Featured Story

Zeldin campaign mailers gave wrong deadline for absentee ballots

10/22/2018 2:27 PM |

UPDATED (Tuesday, Oct. 23 at 4 p.m.):Democratic Congressional candidate Perry Gershon is calling for an investigation into Rep. Lee Zeldin’s (R-Shirley) re-election campaign after voters were sent incorrect information about absentee ballot deadlines.

The postcard sent by the Zeldin campaign quotes Mr. Zeldin as saying, “The right to vote is one of the most fundamental rights guaranteed to us. It protects our democracy by making officials accountable to the people. I urge you to exercise that right, by completing your requested absentee ballot and postmarking it by November 6th.”

According to the New York State Board of Elections, the actual deadline for postmarking absentee ballots is Nov. 5.

“You send an absentee ballot reminder, great. That’s a good thing to do. That’s a public service. But if you put a date on it that’s one day after the deadline, then it becomes a fraud,” Mr. Gershon said at a press conference in Stony Brook Tuesday.

In a letter to U.S. Attorney Richard Donohue, Mr. Gershon calls for an immediate investigation into what he characterized as voter suppression.

He said that voters who received the inaccurate post cards were “disproportionately located in communities of color, and disproportionately college-age students.”

Noah Plofker of Brookhaven, 20, received the mailer last week on campus at the Fashion Institute of Technology in Manhattan. He noticed the error immediately.

“I was already well aware of the date I need to send it in by because I’m a pretty politically active person,” he said Monday. “But I don’t think the average college student would realize it was the wrong date.”

Kaitlyn Hart, a student at SUNY/Binghamton, received the mailer despite being registered to vote in NY-02. She pointed out that the date was printed incorrectly on the outside of the mailer, but had the correct date of Nov. 5 inside. “People should be able to rely on their elected officials to tell them the truth, especially about elections,” she said.

Chris Boyle, communications director for Zeldin for Congress, blamed the mistake on a printing error. “Our campaign caught that error before going to print and updated the proof, but the printer unfortunately ended up using the wrong version by accident,” he said by email Monday.

Mr. Boyle declined to comment on how many incorrect mailers were sent out, but pointed out that online materials — emails, Facebook advertisements and their websites — all reference the correct Nov. 5 deadline.

The postcards were printed at PDQ Print and Mail in Bohemia. “Unfortunately in a printing error, the absentee ballot mail piece sent out for Lee Zeldin earlier this week had a mistake in the date absentee ballots need to be postmarked by,” owner Scott Nordin said in a statement. “The Zeldin campaign had sent and approved the piece with November 5th (the correct date) but in a printing error, the wrong file was printed.”

Mr.

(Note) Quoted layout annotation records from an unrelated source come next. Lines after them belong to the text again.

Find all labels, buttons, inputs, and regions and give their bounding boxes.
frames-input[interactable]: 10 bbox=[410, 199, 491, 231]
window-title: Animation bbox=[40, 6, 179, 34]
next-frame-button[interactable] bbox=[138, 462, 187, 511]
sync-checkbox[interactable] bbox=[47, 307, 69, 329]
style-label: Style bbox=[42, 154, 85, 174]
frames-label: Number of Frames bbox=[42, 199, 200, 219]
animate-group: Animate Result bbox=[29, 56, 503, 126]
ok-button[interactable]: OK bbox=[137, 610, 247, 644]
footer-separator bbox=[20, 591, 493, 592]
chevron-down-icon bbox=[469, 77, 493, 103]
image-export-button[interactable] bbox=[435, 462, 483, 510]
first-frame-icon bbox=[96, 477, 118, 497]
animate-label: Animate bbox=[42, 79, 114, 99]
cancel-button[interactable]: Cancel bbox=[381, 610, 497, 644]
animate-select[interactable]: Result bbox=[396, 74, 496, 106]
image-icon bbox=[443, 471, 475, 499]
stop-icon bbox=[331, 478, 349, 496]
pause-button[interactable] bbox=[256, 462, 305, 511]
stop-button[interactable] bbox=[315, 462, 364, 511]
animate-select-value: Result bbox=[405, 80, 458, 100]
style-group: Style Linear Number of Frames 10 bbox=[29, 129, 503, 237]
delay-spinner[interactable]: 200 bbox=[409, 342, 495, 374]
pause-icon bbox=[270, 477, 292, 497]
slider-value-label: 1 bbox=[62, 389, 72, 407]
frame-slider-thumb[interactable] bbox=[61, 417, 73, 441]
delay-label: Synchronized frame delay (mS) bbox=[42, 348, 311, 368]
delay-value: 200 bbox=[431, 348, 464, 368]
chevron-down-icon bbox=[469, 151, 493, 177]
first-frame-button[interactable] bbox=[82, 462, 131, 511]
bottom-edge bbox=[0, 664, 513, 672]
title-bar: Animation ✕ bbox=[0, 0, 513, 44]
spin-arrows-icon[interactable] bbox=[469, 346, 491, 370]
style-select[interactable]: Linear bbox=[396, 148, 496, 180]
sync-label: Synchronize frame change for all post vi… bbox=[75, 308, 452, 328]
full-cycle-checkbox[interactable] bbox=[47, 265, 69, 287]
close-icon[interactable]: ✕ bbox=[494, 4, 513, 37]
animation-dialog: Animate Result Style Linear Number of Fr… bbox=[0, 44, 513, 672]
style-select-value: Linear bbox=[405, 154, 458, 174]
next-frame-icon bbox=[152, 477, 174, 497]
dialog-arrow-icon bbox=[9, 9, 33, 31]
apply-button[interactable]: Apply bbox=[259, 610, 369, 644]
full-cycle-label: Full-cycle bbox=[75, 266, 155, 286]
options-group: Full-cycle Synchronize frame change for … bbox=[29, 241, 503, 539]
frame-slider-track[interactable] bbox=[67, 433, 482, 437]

Boyle said the mistake was “immediately” corrected. Mr. Nordin confirmed that a new run of the mailer with the correct date has been sent out.

This is the second election in which Mr. Zeldin’s campaign has made the mistake.

In 2016, Newsday reported that a campaign mailer gave voters the wrong deadline to postmark absentee ballots by. A campaign spokesperson at the time said the campaign mailer was a mistake.

Mr. Gerhson isn’t buying it.

“The fact that this has happened two elections in a row is not a coincidence,” he said. “That defies logic and credulity. Even if the Zeldin campaign had made a bona fide mistake in 2016, the likelihood that, amid presumably heightened awareness, the same campaign would make the same “mistake” in 2018—is near zero.”

The New York State Board of Elections has set the following deadlines for absentee voting:

Tuesday, Oct. 30, is the last day to request an absentee ballot by mail. Monday, Nov. 5, is the last day to apply in person for an absentee ballot or postmark a completed ballot. Tuesday, Nov. 6, is the last day to deliver ballots in-person to the local Board of Elections.